About his other Gould Center-sponsored project Rajzci writes, “Since the Iraq War, there has been a large philosophical debate about preemptive war—war that is not a reaction to an imminent threat, but rather a reaction to a future threat that may or may not materialize. Almost the entire debate has focused on whether the existence of a future threat is a just cause for war. Concretely, the question is whether the fact that Iraq presented a distant and amorphous threat (if indeed it did) is a good justification for attacking it, killing in the process hundreds of thousands of innocent civilians.
“In this paper, I take the debate in a new direction.
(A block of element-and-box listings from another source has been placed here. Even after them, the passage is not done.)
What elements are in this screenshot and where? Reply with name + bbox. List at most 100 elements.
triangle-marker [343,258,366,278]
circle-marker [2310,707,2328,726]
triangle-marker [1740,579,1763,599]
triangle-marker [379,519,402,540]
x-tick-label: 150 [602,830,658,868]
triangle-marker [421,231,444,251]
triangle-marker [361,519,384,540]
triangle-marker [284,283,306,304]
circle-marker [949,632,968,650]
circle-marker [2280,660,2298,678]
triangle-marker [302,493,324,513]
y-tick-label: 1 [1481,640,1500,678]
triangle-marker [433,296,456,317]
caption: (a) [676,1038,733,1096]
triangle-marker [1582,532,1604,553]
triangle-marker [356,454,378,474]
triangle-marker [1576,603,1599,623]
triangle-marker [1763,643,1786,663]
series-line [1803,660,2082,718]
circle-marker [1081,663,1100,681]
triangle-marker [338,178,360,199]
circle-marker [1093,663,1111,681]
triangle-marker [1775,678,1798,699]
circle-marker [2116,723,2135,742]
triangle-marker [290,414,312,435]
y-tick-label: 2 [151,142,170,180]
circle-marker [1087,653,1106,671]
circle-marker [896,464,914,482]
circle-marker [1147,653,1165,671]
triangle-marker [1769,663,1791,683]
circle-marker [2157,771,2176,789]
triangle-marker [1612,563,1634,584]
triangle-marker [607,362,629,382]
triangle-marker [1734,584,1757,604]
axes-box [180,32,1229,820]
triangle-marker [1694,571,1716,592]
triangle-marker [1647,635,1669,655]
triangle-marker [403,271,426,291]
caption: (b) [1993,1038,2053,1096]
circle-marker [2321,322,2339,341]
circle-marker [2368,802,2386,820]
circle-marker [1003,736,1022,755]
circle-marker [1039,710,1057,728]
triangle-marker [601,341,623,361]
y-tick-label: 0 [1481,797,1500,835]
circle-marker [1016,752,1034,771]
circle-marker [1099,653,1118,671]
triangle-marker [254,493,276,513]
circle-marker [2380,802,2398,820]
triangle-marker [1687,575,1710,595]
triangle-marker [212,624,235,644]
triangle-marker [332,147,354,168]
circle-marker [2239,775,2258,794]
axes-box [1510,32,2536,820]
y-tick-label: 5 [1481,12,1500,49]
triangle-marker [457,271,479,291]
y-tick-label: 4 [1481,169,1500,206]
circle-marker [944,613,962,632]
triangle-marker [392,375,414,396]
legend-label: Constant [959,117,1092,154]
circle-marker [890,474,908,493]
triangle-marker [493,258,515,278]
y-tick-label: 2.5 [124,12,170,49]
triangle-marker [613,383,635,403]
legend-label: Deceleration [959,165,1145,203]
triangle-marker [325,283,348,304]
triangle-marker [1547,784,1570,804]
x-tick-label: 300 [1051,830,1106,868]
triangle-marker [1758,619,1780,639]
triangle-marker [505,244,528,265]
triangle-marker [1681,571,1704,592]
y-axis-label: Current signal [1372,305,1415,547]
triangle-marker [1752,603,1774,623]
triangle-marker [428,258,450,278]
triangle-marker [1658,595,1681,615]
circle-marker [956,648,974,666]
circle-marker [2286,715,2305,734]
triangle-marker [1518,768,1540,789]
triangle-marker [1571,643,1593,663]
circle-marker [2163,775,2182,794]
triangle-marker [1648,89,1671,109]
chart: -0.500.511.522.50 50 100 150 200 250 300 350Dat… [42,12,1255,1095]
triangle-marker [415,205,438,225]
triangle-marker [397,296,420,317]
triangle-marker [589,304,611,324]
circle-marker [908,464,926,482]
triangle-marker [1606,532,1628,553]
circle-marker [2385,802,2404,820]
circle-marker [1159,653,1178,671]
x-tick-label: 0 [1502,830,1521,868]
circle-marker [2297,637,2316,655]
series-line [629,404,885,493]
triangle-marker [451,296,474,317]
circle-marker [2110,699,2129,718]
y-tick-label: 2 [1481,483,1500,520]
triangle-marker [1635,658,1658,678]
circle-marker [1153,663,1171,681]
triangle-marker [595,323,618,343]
My argument is that preemptive war will almost always be counter-productive for the country that undertakes it, and thus it violates a separate principle of warfare, one known as the principle of proportionality. The principle of proportionality says that a war is justified only if a war does more good than harm to all involved. I claim that even if we leave aside the enormous death and destruction to, say, the Iraqis, we still find that a policy of preemption does more harm than good to our own citizens. Thus preemptive war is immoral for a very interesting reason: it violates a duty we have to our own people.”